The best I could find is map( x → dict , DF.column )

Your solution is perfectly fine.
The main reason that Python needs an explicit function for this is performance - Pandas map on a Dictionary is much faster than e.g. applying an anonymous Python function.
As an alternative to an anonymous function you could use broadcasting:

getindex.(Ref(dict), DF.column)

The Ref indicates here that broadcasting is not done for the dictionary, but only for the array (2nd argument).

Thanks lungben. I didn’t know about the Ref syntax . Thats useful.

Dictionary lookup cant be directly broadast ie. dict.[ DF.column ]
doesnt work.

Unfortunately not, but I agree that it would be nice to have.
Maybe it is worth filing an issue to introduce a syntax like this?

d.[A] 
# should be equivalent to
getindex.(Ref(d), A) 

Or is there a fundamental reason against it?

That would be great.

The experts may chime in soon with a concise explanation, but in the meantime if you’d like to dig into the reasoning that led to the current design, check out issues #18618 and #25904.

2 Likes

for me at least using ggplot2’s mpg dataset

idx_map = Dict(key => idx for (idx, key) in enumerate(unique(df.class)))

julia> @time map(x -> idx_map[x], df.class)
  0.060553 seconds (124.05 k allocations: 8.437 MiB, 99.45% compilation time)

julia> @time getindex.(Ref(idx_map), df.class)
  0.000025 seconds (4 allocations: 2.062 KiB)

Huge win for getindex.!

Maybe. But @time is not suitable for microbenchmarks. Can you try the same using BenchmarkTools? And remember variable interpolation.

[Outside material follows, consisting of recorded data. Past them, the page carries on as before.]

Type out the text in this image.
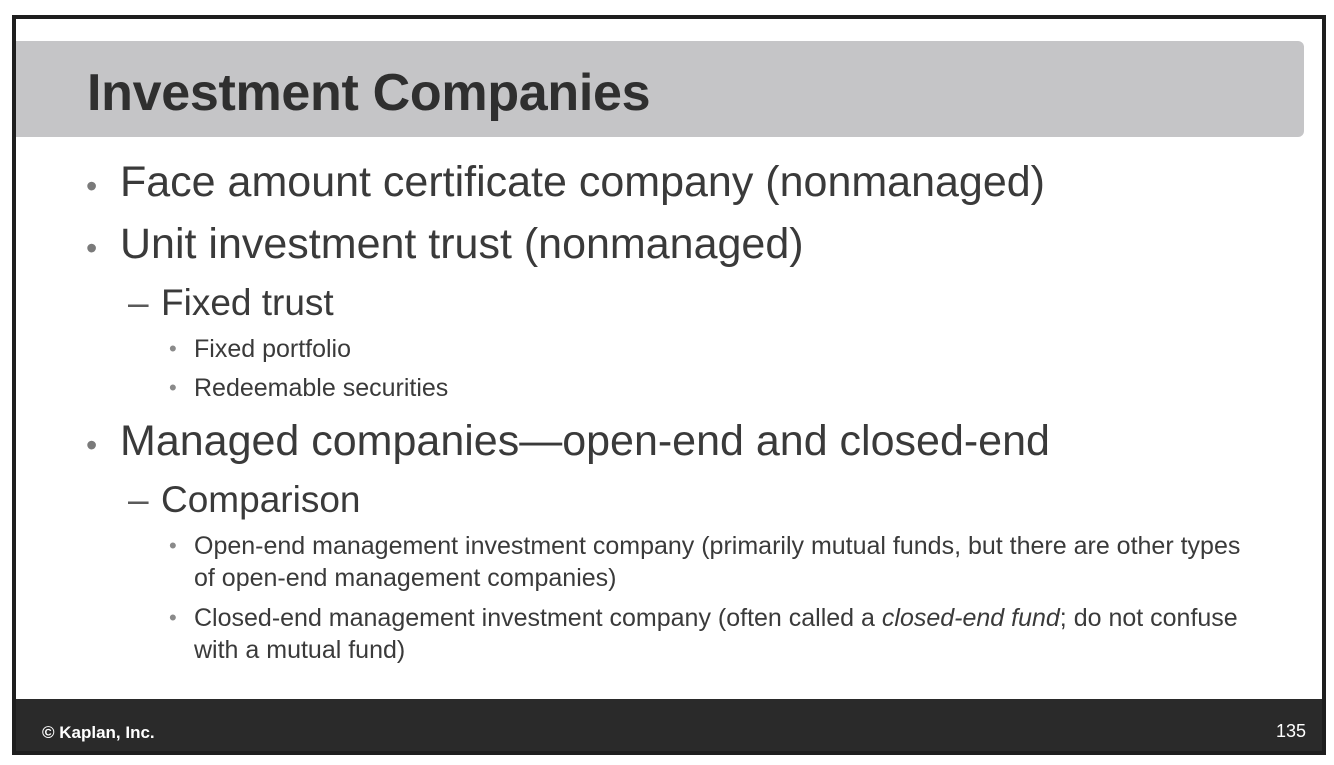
Investment Companies
• Face amount certificate company (nonmanaged)
• Unit investment trust (nonmanaged)
– Fixed trust
• Fixed portfolio
• Redeemable securities
• Managed companies—open-end and closed-end
– Comparison
• Open-end management investment company (primarily mutual funds, but there are other types of open-end management companies)
• Closed-end management investment company (often called a closed-end fund; do not confuse with a mutual fund)
© Kaplan, Inc.	135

This is a compilation time thing. Creating a new anonymous function has a fixed compilation cost, so map(t -> ..., x) is slow

julia> x = rand(1:5, 100);

julia> d = Dict(1 => "A", 2 => "B", 3 => "C", 4 => "D", 5 => "E");

julia> @time getindex.(Ref(d), x);
  0.144137 seconds (172.92 k allocations: 9.074 MiB, 42.83% gc time)

julia> @time getindex.(Ref(d), x);
  0.000016 seconds (4 allocations: 976 bytes)

julia> @time map(xi -> d[xi], x);
  0.081783 seconds (98.49 k allocations: 5.256 MiB)

julia> @time map(xi -> d[xi], x);
  0.078627 seconds (55.19 k allocations: 2.922 MiB)

julia> get_from_d = let d = d
       xi -> d[xi]
       end;

julia> @time map(get_from_d, x);
  0.043167 seconds (43.72 k allocations: 2.272 MiB)

julia> @time map(get_from_d, x);
  0.000024 seconds (2 allocations: 928 bytes)

This re-compilation problem only shows up in global scope, though.

julia> function get_from_d_wrapper(d, x)
       map(xi -> d[xi], x)
       end;

julia> @time get_from_d_wrapper(d, x);
  0.037174 seconds (46.42 k allocations: 2.426 MiB)

julia> @time get_from_d_wrapper(d, x);
  0.000006 seconds (1 allocation: 896 bytes)
4 Likes